While finding reasonableness among some of Murray’s core arguments, others are perplexing. He seems to be sentimental about the lack of enthusiasm for Christianity in modern Europe. Yet, Christianity was partially responsible for two world wars and primarily responsible for virulent anti-Semitism, nearly causing another kind of death for Europe. Murray also seems far too ready to defend political figures like Marine Le Pen, who swim in political sewage and whose indefensibility goes far beyond any disagreement with others on immigration. She had made statements that many, including the government of Israel, deem anti-semitic and argued that the law should give preference to the native French.

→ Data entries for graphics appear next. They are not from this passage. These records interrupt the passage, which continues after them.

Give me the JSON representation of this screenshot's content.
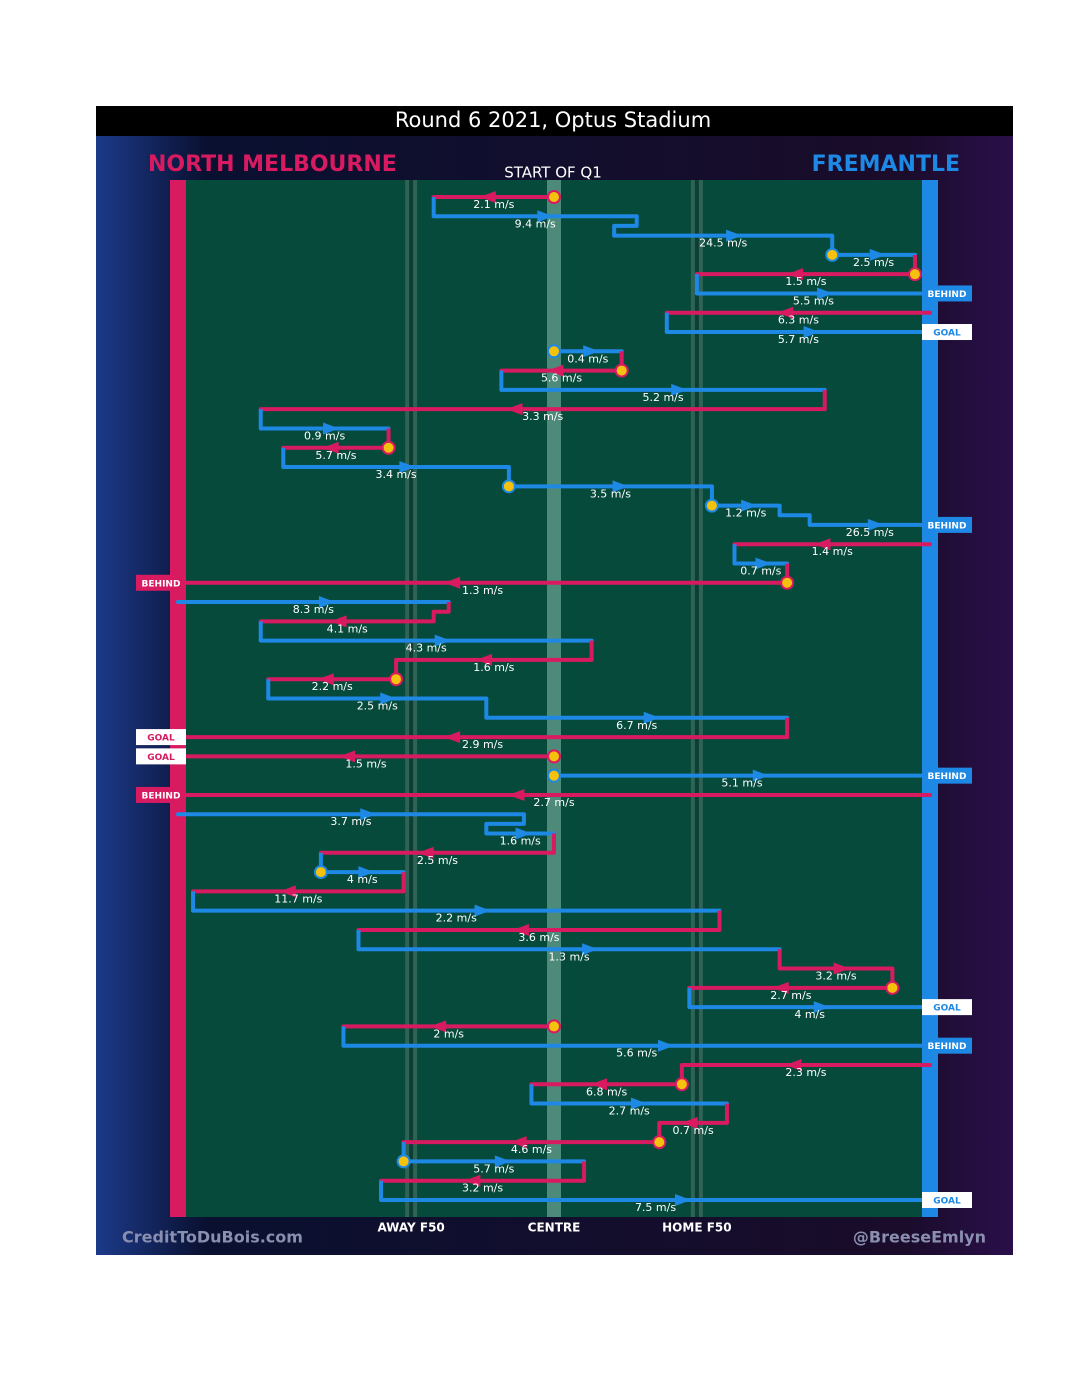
{
  "chart_data": {
    "type": "chain",
    "title": "Round 6 2021, Optus Stadium",
    "subtitle": "START OF Q1",
    "teams": [
      {
        "name": "NORTH MELBOURNE",
        "color": "#d81b60"
      },
      {
        "name": "FREMANTLE",
        "color": "#1e88e5"
      }
    ],
    "credit_left": "CreditToDuBois.com",
    "credit_right": "@BreeseEmlyn",
    "xlim": [
      0,
      100
    ],
    "xticks": [
      {
        "value": 31,
        "label": "AWAY F50"
      },
      {
        "value": 50,
        "label": "CENTRE"
      },
      {
        "value": 69,
        "label": "HOME F50"
      }
    ],
    "stoppage_color": "#f4c20d",
    "segments": [
      {
        "from": 50,
        "to": 34,
        "label": "2.1 m/s",
        "color": "#d81b60",
        "stoppage": true
      },
      {
        "from": 34,
        "to": 61,
        "label": "9.4 m/s",
        "color": "#1e88e5"
      },
      {
        "from": 58,
        "to": 87,
        "label": "24.5 m/s",
        "color": "#1e88e5"
      },
      {
        "from": 87,
        "to": 98,
        "label": "2.5 m/s",
        "color": "#1e88e5",
        "stoppage": true
      },
      {
        "from": 98,
        "to": 69,
        "label": "1.5 m/s",
        "color": "#d81b60",
        "stoppage": true
      },
      {
        "from": 69,
        "to": 100,
        "label": "5.5 m/s",
        "color": "#1e88e5",
        "result": "BEHIND"
      },
      {
        "from": 100,
        "to": 65,
        "label": "6.3 m/s",
        "color": "#d81b60"
      },
      {
        "from": 65,
        "to": 100,
        "label": "5.7 m/s",
        "color": "#1e88e5",
        "result": "GOAL"
      },
      {
        "from": 50,
        "to": 59,
        "label": "0.4 m/s",
        "color": "#1e88e5",
        "stoppage": true
      },
      {
        "from": 59,
        "to": 43,
        "label": "5.6 m/s",
        "color": "#d81b60",
        "stoppage": true
      },
      {
        "from": 43,
        "to": 86,
        "label": "5.2 m/s",
        "color": "#1e88e5"
      },
      {
        "from": 86,
        "to": 11,
        "label": "3.3 m/s",
        "color": "#d81b60"
      },
      {
        "from": 11,
        "to": 28,
        "label": "0.9 m/s",
        "color": "#1e88e5"
      },
      {
        "from": 28,
        "to": 14,
        "label": "5.7 m/s",
        "color": "#d81b60",
        "stoppage": true
      },
      {
        "from": 14,
        "to": 44,
        "label": "3.4 m/s",
        "color": "#1e88e5"
      },
      {
        "from": 44,
        "to": 71,
        "label": "3.5 m/s",
        "color": "#1e88e5",
        "stoppage": true
      },
      {
        "from": 71,
        "to": 80,
        "label": "1.2 m/s",
        "color": "#1e88e5",
        "stoppage": true
      },
      {
        "from": 84,
        "to": 100,
        "label": "26.5 m/s",
        "color": "#1e88e5",
        "result": "BEHIND"
      },
      {
        "from": 100,
        "to": 74,
        "label": "1.4 m/s",
        "color": "#d81b60"
      },
      {
        "from": 74,
        "to": 81,
        "label": "0.7 m/s",
        "color": "#1e88e5"
      },
      {
        "from": 81,
        "to": 0,
        "label": "1.3 m/s",
        "color": "#d81b60",
        "stoppage": true,
        "result": "BEHIND"
      },
      {
        "from": 0,
        "to": 36,
        "label": "8.3 m/s",
        "color": "#1e88e5"
      },
      {
        "from": 34,
        "to": 11,
        "label": "4.1 m/s",
        "color": "#d81b60"
      },
      {
        "from": 11,
        "to": 55,
        "label": "4.3 m/s",
        "color": "#1e88e5"
      },
      {
        "from": 55,
        "to": 29,
        "label": "1.6 m/s",
        "color": "#d81b60"
      },
      {
        "from": 29,
        "to": 12,
        "label": "2.2 m/s",
        "color": "#d81b60",
        "stoppage": true
      },
      {
        "from": 12,
        "to": 41,
        "label": "2.5 m/s",
        "color": "#1e88e5"
      },
      {
        "from": 41,
        "to": 81,
        "label": "6.7 m/s",
        "color": "#1e88e5"
      },
      {
        "from": 81,
        "to": 0,
        "label": "2.9 m/s",
        "color": "#d81b60",
        "result": "GOAL"
      },
      {
        "from": 50,
        "to": 0,
        "label": "1.5 m/s",
        "color": "#d81b60",
        "stoppage": true,
        "result": "GOAL"
      },
      {
        "from": 50,
        "to": 100,
        "label": "5.1 m/s",
        "color": "#1e88e5",
        "stoppage": true,
        "result": "BEHIND"
      },
      {
        "from": 100,
        "to": 0,
        "label": "2.7 m/s",
        "color": "#d81b60",
        "result": "BEHIND"
      },
      {
        "from": 0,
        "to": 46,
        "label": "3.7 m/s",
        "color": "#1e88e5"
      },
      {
        "from": 41,
        "to": 50,
        "label": "1.6 m/s",
        "color": "#1e88e5"
      },
      {
        "from": 50,
        "to": 19,
        "label": "2.5 m/s",
        "color": "#d81b60"
      },
      {
        "from": 19,
        "to": 30,
        "label": "4 m/s",
        "color": "#1e88e5",
        "stoppage": true
      },
      {
        "from": 30,
        "to": 2,
        "label": "11.7 m/s",
        "color": "#d81b60"
      },
      {
        "from": 2,
        "to": 72,
        "label": "2.2 m/s",
        "color": "#1e88e5"
      },
      {
        "from": 72,
        "to": 24,
        "label": "3.6 m/s",
        "color": "#d81b60"
      },
      {
        "from": 24,
        "to": 80,
        "label": "1.3 m/s",
        "color": "#1e88e5"
      },
      {
        "from": 80,
        "to": 95,
        "label": "3.2 m/s",
        "color": "#d81b60"
      },
      {
        "from": 95,
        "to": 68,
        "label": "2.7 m/s",
        "color": "#d81b60",
        "stoppage": true
      },
      {
        "from": 68,
        "to": 100,
        "label": "4 m/s",
        "color": "#1e88e5",
        "result": "GOAL"
      },
      {
        "from": 50,
        "to": 22,
        "label": "2 m/s",
        "color": "#d81b60",
        "stoppage": true
      },
      {
        "from": 22,
        "to": 100,
        "label": "5.6 m/s",
        "color": "#1e88e5",
        "result": "BEHIND"
      },
      {
        "from": 100,
        "to": 67,
        "label": "2.3 m/s",
        "color": "#d81b60"
      },
      {
        "from": 67,
        "to": 47,
        "label": "6.8 m/s",
        "color": "#d81b60",
        "stoppage": true
      },
      {
        "from": 47,
        "to": 73,
        "label": "2.7 m/s",
        "color": "#1e88e5"
      },
      {
        "from": 73,
        "to": 64,
        "label": "0.7 m/s",
        "color": "#d81b60"
      },
      {
        "from": 64,
        "to": 30,
        "label": "4.6 m/s",
        "color": "#d81b60",
        "stoppage": true
      },
      {
        "from": 30,
        "to": 54,
        "label": "5.7 m/s",
        "color": "#1e88e5",
        "stoppage": true
      },
      {
        "from": 54,
        "to": 27,
        "label": "3.2 m/s",
        "color": "#d81b60"
      },
      {
        "from": 27,
        "to": 100,
        "label": "7.5 m/s",
        "color": "#1e88e5",
        "result": "GOAL"
      }
    ]
  }
}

What Murray, more philosophically, though, is arguing is that Europe as an idea is something special, but that its leaders are too tired to defend it any longer. He writes: “Those in power seem persuaded that it would not matter if the people and culture of Europe were lost to the world.”

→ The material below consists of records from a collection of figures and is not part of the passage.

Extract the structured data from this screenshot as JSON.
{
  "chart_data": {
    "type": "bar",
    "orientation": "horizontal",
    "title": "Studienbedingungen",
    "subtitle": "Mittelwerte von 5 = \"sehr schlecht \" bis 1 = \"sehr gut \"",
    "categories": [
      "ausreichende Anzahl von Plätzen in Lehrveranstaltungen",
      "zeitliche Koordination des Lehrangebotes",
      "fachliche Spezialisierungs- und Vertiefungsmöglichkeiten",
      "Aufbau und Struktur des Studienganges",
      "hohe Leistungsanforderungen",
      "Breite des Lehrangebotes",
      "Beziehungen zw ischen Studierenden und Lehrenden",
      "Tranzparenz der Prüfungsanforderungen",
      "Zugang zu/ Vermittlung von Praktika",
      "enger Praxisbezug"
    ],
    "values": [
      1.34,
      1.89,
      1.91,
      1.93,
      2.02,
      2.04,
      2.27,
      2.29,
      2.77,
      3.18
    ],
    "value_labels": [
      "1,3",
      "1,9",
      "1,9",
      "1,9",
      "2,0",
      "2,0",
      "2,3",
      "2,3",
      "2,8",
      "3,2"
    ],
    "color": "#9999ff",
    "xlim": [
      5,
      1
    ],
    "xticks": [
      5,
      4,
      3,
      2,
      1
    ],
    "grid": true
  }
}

That returns us to Hannah Arendt. For the practical reasons listed at the outset of this review – primarily concerning the tension between international human rights and the nation-state – she dismissed the value of a laundry list of rights we should have and instead insisted that the only right which mattered was the right of a community. That community both establishes what the word “rights” means and defends those same rights. The Islamic community and the European community surely do not agree on what “rights” are, and the existence of both in their respective parts of the world allow those definitions to live.
For a transitory period, all refugees are stateless. As human beings, they should be entitled to all the human rights all others are entitled to, but their lack of community is what makes those rights nothing more than a failed promise. Those refugees have to choose at some point whether they want to continue to live as if they were part of the communities in which they were from or join the European Community, and there is a distinction, despite the fact that there is no inherent contradiction in being both Muslim and European.
Hannah Arendt’s most famous commentary was probably on the “banality of evil,” after witnessing the trial of Adolph Eichmann. After studying evil for some time, she became persuaded that evil occurs when men and women stop thinking and turn off their critical faculties, allowing themselves to swept along with lazy thinking. In The Life of the Mind, she wrote, “The sad truth is that most evil is done by people who never make up their minds to be good or evil.”
Conclusion
The world today is complicated (when was it simple?) and deserves more than just lazy thinking. It is easy to see a paradigm in everything and label all criticism of Islam as “Islamophobia.” It is also easy to blame nuanced problems on simple causes like immigration. I do not believe these thoughts necessarily lead down to the paths of Nazism, but lazy thinking does always lead to poor outcomes and raises the potentiality of evil.
I don’t agree with all of Douglas Murray’s solutions. But, he asks questions that should be asked and his book is one that is worth reading.